From Canada’s top war historian, a definitive medical history of the Great War, illuminating how the carnage of modern battle gave birth to revolutionary life-saving innovations. It brings to light shocking revelations of the ways the brutality of combat and the necessity of agonizing battlefield decisions led to unimaginable strain for men and women of medicine who fought to save the lives of soldiers.
Medical care in almost all armies, and especially in the Canadian medical services, was sophisticated and constantly evolving, with vastly more wounded soldiers saved than lost. Doctors and surgeons prevented disease from decimating armies, confronted ghastly wounds from chemical weapons, remade shattered bodies, and struggled to ease soldiers’ battle-haunted minds. After the war, the hard lessons learned by doctors and nurses were brought back to Canada. A new Department of Health created guidelines in the aftermath of the 1918-19 flu pandemic, which had killed 55,000 Canadians and millions around the world. In a grim irony, the fight to improve civilian health was furthered by the most destructive war up to that point in human history.
But medical advances were not the only thing brought back from Europe. Lifesavers and Body Snatchers exposes the disturbing story of the harvesting of human body parts in medical units behind the lines. Tim Cook has spent over a decade investigating the history of Canadian medical doctors removing the body parts of slain Canadian soldiers and transporting their brains, lungs, bones, and other organs to the Royal College of Surgeons (RCS) in London, England. Almost 800 individual body parts were removed from dead soldiers and sent to London, where they were stored, treated, and some presented in exhibition galleries. After being exhibited there, the body parts were displayed in Canada. This uncovered history is a shockingly revelation never told before and part of the hidden legacy of the medical war.
Based on deep archival research and unpublished letters of soldiers and medical personnel, Lifesavers and Body Snatchers is a powerful narrative, told in Cook’s literary style, which reveals how the medical services supported the soldiers at the front and forged a profound legacy in shaping Canadian public health in the decades that followed.

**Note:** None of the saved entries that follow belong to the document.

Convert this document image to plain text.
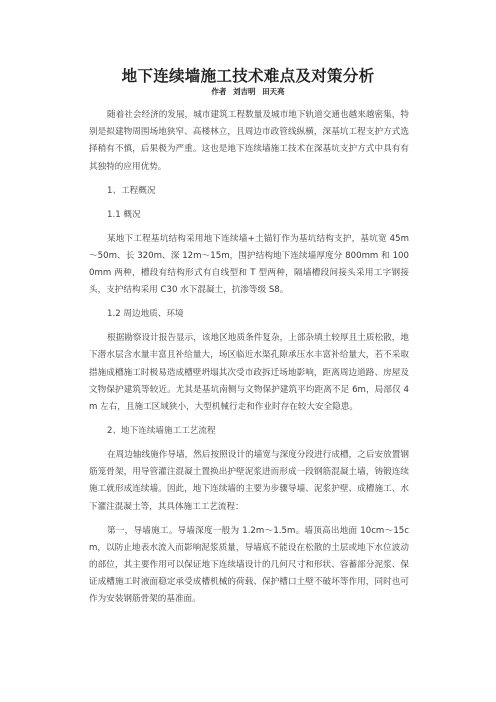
地下连续墙施工技术难点及对策分析
作者 刘吉明 田天亮

随着社会经济的发展，城市建筑工程数量及城市地下轨道交通也越来越密集，特别是拟建物周围场地狭窄、高楼林立，且周边市政管线纵横，深基坑工程支护方式选择稍有不慎，后果极为严重。这也是地下连续墙施工技术在深基坑支护方式中具有有其独特的应用优势。

1、工程概况

1.1 概况

某地下工程基坑结构采用地下连续墙+土锚钉作为基坑结构支护，基坑宽 45m～50m、长 320m、深 12m～15m，围护结构地下连续墙厚度分 800mm 和 1000mm 两种，槽段有结构形式有自线型和 T 型两种，隔墙槽段间接头采用工字钢接头，支护结构采用 C30 水下混凝土，抗渗等级 S8。

1.2 周边地质、环境

根据勘察设计报告显示，该地区地质条件复杂，上部杂填土较厚且土质松散，地下潜水层含水量丰富且补给量大，场区临近水渠孔隙承压水丰富补给量大，若不采取措施成槽施工时极易造成槽壁坍塌其次受市政拆迁场地影响，距离周边道路、房屋及文物保护建筑等较近。尤其是基坑南侧与文物保护建筑平均距离不足 6m，局部仅 4m 左右，且施工区域狭小，大型机械行走和作业时存在较大安全隐患。

2、地下连续墙施工工艺流程

在周边轴线施作导墙，然后按照设计的墙宽与深度分段进行成槽，之后安放置钢筋笼骨架，用导管灌注混凝土置换出护壁泥浆进而形成一段钢筋混凝土墙，铸锻连续施工就形成连续墙。因此，地下连续墙的主要为步骤导墙、泥浆护壁、成槽施工、水下灌注混凝土等，其具体施工工艺流程：

第一，导墙施工。导墙深度一般为 1.2m～1.5m。墙顶高出地面 10cm～15cm，以防止地表水流入而影响泥浆质量，导墙底不能设在松散的土层或地下水位波动的部位，其主要作用可以保证地下连续墙设计的几何尺寸和形状、容蓄部分泥浆、保证成槽施工时液面稳定承受成槽机械的荷载、保护槽口土壁不破坏等作用，同时也可作为安装钢筋骨架的基准面。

TIM COOK is Chief Historian and Director of Research at the Canadian War Museum. His bestselling books have won multiple awards, including three Ottawa Book prizes for Literary Non-Fiction and two C.P. Stacey Awards for the best book in Canadian military history. In 2008 he won the J.W. Dafoe Prize for At the Sharp End and again in 2018 for Vimy: The Battle and the Legend. Shock Troops won the 2009 Charles Taylor Prize for Literary Non-Fiction. Cook is a frequent commentator in the media, and a member of the Royal Society of Canada and the Order of Canada.